Tutto quanto detto ci porta a poter descrivere il tipico individuo russo, in un Paese multietnico, multireligioso, come una persona con un basso livello di individualismo e con una forte distanza nel riconoscere un’autorità, ma capace di un’immensa e subìta inclinazione alla mobilità; tollerante e imitativo di altre culture.
Il moderno regime politico russo, che può essere descritto come democratico, con linee di oligarchia autocratica e con stabili elementi di corporativismo politico ,è la conseguenza dei molti fattori prima descritti. Una funzione metapolitica del destino della Russia come la “terza Roma” si affaccia sul mondo.

C’è una bella storia russa da menzionare, quella della “rana bollente”: se una rana è messa improvvisamente in acqua bollente, salterà fuori, ma se è messa in acqua fredda, portata poi lentamente a un punto d’ebollizione, la rana non percepirà il pericolo e sarà cucinata a morte. Il tempo di quando per la carica di zar fu scelto il più nobile tra i nobili e l’uomo più virtuoso tra i virtuosi (prima dei Romanov fu scelto dal consiglio dei boiardi) è passato.

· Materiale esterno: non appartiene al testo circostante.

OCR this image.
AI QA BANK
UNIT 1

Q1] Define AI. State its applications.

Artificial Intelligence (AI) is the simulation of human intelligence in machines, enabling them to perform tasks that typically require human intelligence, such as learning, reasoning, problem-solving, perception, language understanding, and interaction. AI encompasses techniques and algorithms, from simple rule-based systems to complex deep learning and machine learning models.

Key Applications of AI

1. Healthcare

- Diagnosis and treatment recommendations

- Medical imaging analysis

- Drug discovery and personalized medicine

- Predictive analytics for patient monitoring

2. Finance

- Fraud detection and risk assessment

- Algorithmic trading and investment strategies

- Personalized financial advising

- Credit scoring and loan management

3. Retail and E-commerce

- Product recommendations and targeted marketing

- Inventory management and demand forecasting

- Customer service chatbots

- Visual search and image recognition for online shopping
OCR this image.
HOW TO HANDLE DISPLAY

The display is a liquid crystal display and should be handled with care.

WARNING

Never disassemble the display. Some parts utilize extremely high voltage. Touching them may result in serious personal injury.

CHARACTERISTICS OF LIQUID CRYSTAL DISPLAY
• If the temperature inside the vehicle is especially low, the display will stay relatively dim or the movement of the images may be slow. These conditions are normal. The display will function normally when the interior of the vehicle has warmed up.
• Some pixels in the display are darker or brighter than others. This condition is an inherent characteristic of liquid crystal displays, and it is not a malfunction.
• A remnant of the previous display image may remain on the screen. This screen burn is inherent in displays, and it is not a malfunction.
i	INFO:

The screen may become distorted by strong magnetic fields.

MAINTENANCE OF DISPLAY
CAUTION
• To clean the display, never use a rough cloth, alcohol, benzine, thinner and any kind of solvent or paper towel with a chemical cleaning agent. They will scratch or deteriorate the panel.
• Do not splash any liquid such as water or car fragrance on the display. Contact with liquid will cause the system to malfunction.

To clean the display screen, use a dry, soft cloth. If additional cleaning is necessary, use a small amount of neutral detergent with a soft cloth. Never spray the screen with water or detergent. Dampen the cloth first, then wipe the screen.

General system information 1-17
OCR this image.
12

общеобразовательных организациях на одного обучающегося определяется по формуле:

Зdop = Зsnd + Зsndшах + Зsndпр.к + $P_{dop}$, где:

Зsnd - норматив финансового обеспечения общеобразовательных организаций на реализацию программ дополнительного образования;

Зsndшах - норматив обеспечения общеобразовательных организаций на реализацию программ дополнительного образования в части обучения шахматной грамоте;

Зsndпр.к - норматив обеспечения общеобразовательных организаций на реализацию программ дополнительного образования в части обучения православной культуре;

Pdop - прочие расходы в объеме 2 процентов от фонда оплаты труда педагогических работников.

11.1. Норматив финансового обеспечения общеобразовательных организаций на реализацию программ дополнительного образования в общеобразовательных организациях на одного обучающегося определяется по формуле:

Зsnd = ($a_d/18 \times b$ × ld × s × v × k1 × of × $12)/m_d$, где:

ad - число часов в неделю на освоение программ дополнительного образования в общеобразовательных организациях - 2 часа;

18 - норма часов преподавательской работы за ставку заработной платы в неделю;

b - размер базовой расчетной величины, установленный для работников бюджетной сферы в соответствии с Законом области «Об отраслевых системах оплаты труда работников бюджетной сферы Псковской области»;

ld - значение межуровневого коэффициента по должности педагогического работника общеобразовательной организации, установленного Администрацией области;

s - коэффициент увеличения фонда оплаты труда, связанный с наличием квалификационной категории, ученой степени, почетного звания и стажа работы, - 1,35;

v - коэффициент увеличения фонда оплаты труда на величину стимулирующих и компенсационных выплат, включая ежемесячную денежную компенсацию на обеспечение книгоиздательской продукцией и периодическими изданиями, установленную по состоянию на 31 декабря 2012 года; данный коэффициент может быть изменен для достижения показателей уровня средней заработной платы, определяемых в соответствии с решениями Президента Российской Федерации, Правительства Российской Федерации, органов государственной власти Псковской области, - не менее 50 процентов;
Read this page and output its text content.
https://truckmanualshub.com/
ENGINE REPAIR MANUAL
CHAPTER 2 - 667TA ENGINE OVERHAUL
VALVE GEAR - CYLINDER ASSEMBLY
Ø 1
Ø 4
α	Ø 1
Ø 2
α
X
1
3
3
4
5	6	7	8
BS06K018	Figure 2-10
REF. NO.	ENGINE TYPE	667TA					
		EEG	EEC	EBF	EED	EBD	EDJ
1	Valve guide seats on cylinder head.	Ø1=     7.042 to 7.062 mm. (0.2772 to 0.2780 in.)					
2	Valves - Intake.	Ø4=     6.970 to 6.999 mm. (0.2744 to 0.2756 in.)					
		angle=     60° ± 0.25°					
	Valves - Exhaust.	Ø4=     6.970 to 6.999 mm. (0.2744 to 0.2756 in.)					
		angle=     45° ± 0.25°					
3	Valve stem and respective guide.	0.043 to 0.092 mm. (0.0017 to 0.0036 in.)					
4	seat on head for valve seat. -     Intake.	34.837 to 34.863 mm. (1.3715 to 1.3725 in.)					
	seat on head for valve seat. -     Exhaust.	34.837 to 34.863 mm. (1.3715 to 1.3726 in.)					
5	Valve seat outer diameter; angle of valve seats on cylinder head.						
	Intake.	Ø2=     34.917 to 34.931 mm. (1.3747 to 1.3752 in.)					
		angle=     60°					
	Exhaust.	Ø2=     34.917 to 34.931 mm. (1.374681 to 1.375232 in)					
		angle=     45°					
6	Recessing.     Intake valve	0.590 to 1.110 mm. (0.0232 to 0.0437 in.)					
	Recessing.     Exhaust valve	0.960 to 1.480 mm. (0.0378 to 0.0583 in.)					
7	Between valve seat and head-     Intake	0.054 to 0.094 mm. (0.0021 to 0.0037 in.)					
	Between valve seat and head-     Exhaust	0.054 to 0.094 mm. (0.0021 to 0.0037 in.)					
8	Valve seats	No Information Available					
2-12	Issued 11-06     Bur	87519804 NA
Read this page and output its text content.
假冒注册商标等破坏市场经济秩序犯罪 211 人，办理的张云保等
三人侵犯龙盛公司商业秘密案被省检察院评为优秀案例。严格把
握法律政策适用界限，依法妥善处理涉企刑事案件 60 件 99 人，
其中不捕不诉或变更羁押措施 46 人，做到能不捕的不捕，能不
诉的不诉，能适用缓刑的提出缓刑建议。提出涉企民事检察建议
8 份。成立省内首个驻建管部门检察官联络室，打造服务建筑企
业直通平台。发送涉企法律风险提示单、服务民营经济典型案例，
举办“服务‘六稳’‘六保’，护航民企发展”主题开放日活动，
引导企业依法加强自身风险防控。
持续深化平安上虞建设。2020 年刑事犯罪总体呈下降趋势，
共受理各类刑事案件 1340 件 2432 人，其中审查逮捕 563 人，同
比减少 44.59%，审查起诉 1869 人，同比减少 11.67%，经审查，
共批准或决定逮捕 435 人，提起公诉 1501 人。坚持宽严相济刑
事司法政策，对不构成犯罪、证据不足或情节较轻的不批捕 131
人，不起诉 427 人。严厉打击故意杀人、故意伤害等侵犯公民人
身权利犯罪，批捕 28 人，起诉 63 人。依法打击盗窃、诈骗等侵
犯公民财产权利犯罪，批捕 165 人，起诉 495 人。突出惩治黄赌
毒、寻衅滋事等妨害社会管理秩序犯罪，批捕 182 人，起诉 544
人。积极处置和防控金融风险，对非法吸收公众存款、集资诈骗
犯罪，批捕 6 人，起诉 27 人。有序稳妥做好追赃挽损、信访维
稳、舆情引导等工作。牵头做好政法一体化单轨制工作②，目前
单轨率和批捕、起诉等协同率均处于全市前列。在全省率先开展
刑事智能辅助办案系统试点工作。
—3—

Putin è un nazionalista e uno che ha tentato di modernizzare il Paese, ma per far questo non rinuncia in nessun modo all’autorità russa. Anzi rinuncia senza dubbio alla modernizzazione.
La democrazia, come concetto esteso, non corrisponde proprio ai valori della popolazione russa perché lo zar era il governatore di Dio sulla terra. E oggi lo zar non c’è più.